This is a tool for guide RNA design and off-target protospacer search for RNA-guided transposon (INTEGRATE) experiments, particularly for the Type I-F VchINTEGRATE system. It utilizes the bowtie2 alignment algorithm for genome-wide off-target search.
This library requires Python >= 3.8, and a working installation of bowtie2 in the user's path. See here for information on installing bowtie2. Note that Windows machines will also need Perl installed and in their path to run bowtie2.
Python dependencies can be installed with pip install -r requirements.txt
run in this directory.
Note: bowtie2 must be in the SYSTEM path, not just installed via conda. The script uses a new subprocess call to invoke bowtie, so bowtie needs to be available outside any virtual environments that it might be running in.
There are two primary functions: spacer generation, and spacer evaluation.
See the examples folder for some sample parameters. They should be copied to the appropriate file to run, not run on their own.
There are also advanced parameters in src/advanced_parameters.py
, see comments there for more details.
This function will generate a number of spacers per given region of a specified reference genome. It can be set to target a set of genes by gene names, intergenic (non-coding) regions, as well as custom (user-specified) windows.

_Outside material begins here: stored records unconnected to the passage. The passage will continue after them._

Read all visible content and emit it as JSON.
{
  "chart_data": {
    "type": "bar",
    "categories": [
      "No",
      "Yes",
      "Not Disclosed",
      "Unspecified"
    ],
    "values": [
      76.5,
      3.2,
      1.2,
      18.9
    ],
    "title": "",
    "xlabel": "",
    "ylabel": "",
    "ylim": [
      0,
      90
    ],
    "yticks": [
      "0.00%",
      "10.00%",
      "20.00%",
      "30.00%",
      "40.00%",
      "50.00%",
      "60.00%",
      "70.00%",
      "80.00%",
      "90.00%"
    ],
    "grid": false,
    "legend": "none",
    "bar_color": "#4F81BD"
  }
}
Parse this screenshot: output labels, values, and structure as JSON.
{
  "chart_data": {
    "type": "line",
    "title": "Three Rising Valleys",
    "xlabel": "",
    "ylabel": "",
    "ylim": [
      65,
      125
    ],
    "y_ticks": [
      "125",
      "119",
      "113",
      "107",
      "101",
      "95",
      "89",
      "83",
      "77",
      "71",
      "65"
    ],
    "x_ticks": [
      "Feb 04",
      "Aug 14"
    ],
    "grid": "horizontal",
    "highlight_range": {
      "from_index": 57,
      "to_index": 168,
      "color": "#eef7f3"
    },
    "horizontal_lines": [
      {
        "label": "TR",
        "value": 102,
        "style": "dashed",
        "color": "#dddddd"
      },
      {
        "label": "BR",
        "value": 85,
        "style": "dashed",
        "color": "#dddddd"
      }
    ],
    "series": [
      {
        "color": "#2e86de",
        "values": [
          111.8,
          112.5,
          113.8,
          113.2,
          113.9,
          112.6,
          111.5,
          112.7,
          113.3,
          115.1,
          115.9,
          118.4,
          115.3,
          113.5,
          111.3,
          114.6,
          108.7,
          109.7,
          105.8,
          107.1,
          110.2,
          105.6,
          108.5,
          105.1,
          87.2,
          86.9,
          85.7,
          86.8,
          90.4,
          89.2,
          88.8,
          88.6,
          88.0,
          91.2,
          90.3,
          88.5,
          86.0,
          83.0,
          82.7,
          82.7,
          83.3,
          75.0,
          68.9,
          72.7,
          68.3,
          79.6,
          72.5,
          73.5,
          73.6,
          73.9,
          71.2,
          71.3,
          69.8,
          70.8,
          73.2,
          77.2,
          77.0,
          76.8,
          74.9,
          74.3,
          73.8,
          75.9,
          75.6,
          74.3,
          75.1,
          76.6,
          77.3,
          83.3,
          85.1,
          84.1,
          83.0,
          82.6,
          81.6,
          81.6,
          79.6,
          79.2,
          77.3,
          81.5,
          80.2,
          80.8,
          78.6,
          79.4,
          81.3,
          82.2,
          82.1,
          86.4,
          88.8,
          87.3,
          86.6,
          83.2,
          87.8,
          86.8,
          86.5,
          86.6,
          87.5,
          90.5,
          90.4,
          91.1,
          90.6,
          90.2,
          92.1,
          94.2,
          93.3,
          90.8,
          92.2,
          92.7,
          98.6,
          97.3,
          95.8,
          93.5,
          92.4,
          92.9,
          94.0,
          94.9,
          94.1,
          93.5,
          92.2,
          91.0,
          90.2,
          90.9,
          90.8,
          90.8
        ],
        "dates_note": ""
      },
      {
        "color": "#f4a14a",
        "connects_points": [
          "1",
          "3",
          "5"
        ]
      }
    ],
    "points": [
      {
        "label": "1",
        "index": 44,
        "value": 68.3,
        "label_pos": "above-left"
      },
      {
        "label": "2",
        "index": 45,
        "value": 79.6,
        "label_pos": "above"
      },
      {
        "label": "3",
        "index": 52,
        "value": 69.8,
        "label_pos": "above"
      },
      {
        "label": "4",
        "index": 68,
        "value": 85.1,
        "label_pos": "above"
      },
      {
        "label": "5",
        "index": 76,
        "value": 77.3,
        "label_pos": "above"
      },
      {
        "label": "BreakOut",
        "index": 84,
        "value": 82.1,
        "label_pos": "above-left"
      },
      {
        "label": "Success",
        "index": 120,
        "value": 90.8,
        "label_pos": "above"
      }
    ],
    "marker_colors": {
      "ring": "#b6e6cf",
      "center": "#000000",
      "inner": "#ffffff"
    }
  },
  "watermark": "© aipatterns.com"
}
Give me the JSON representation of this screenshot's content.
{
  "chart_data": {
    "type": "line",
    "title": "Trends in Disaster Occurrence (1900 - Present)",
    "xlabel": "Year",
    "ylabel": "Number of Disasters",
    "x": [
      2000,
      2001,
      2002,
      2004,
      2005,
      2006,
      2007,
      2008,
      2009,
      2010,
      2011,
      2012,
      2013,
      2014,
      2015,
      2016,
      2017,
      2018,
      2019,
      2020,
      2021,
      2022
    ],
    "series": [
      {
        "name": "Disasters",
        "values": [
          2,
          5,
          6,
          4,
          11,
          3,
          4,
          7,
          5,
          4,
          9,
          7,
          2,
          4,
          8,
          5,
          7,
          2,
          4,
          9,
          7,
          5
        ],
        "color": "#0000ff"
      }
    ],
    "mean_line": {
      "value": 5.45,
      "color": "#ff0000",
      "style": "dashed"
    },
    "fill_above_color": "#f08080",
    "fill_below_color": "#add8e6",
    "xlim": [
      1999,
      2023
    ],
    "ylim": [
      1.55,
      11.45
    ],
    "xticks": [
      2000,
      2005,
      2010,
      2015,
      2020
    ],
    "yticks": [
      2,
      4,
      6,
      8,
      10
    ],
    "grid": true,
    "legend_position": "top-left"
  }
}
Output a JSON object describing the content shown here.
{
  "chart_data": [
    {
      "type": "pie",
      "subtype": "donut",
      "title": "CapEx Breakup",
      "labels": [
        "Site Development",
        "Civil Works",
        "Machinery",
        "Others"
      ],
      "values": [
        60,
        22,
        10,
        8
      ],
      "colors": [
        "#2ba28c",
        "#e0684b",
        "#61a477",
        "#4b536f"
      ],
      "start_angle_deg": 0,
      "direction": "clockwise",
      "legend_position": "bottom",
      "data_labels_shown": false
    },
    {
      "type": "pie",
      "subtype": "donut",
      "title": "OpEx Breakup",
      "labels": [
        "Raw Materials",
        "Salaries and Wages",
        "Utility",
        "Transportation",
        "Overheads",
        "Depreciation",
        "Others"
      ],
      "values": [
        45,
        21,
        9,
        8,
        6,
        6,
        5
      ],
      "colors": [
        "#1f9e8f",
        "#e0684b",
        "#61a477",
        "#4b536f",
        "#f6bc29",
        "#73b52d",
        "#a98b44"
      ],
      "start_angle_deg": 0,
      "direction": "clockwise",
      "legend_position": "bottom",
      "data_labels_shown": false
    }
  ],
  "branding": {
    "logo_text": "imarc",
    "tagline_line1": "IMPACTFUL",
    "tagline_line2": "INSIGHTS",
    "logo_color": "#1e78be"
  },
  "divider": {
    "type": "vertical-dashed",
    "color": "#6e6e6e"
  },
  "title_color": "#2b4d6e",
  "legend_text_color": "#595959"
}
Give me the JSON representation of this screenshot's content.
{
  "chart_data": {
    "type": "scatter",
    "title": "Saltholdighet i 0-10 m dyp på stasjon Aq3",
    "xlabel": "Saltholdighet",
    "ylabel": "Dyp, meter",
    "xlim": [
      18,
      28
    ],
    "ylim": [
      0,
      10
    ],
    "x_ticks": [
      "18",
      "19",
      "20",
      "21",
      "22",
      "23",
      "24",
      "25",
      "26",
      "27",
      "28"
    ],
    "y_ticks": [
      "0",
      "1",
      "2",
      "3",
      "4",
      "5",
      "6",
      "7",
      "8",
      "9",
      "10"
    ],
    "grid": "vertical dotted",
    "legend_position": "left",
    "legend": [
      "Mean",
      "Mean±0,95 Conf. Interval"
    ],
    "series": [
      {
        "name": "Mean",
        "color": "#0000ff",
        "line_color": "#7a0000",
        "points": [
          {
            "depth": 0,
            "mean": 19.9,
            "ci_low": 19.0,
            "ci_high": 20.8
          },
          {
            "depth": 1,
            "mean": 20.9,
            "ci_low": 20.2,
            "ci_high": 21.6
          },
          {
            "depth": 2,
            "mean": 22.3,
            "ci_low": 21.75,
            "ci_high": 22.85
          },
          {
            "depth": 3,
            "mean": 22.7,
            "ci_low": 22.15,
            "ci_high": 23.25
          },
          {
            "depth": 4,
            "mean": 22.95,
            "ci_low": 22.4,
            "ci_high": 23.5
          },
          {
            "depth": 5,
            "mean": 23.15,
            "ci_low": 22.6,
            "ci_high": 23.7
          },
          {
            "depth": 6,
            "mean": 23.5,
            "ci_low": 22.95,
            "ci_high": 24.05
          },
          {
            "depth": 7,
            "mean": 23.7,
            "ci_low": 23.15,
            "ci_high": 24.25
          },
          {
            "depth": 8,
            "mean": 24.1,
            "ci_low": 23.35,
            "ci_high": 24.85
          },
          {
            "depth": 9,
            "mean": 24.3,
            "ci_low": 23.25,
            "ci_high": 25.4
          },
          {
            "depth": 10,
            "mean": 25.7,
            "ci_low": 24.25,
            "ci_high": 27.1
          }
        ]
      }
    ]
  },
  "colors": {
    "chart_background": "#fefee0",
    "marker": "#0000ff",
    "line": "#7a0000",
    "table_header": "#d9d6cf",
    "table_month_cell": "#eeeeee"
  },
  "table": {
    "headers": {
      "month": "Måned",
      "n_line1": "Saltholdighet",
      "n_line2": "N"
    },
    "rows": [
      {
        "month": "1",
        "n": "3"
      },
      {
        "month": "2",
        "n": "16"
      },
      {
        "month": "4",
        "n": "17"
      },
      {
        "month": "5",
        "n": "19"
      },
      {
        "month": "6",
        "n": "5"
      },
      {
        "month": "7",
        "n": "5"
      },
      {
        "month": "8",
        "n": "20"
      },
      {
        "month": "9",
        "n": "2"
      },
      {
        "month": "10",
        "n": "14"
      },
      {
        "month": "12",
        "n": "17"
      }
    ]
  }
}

The function can be called by modifying variables within the spacer_gen.py
file and running it with Python. Potential spacer candidates are filtered according to user-specified parameters, as well as evaluated for genome-wide potential off-targets using bowtie2 sequence alignment. A csv will output in the specified directory containing valid spacers targeting the region with minimal off-target potential.
Be aware that, depending on the given run parameters, each region can take 2-5 minutes on a typical personal computer, so it may not be practical to run this code against thousands of genes in one run. Additional parameters that can influence speed and results (most notably the number of allowed mismatches) can be set in advanced_parameters.py
This function utilizes bowtie2 sequence alignment to evaluate user-specified spacers for potential off-targets in the genome. The function can be called by modify the variables in spacer_eval.py
and running with Python. A summary csv output file contains information on off-target potential for each provided spacer, and for each spacer a detailed text file with more information about these off-targets will also be generated.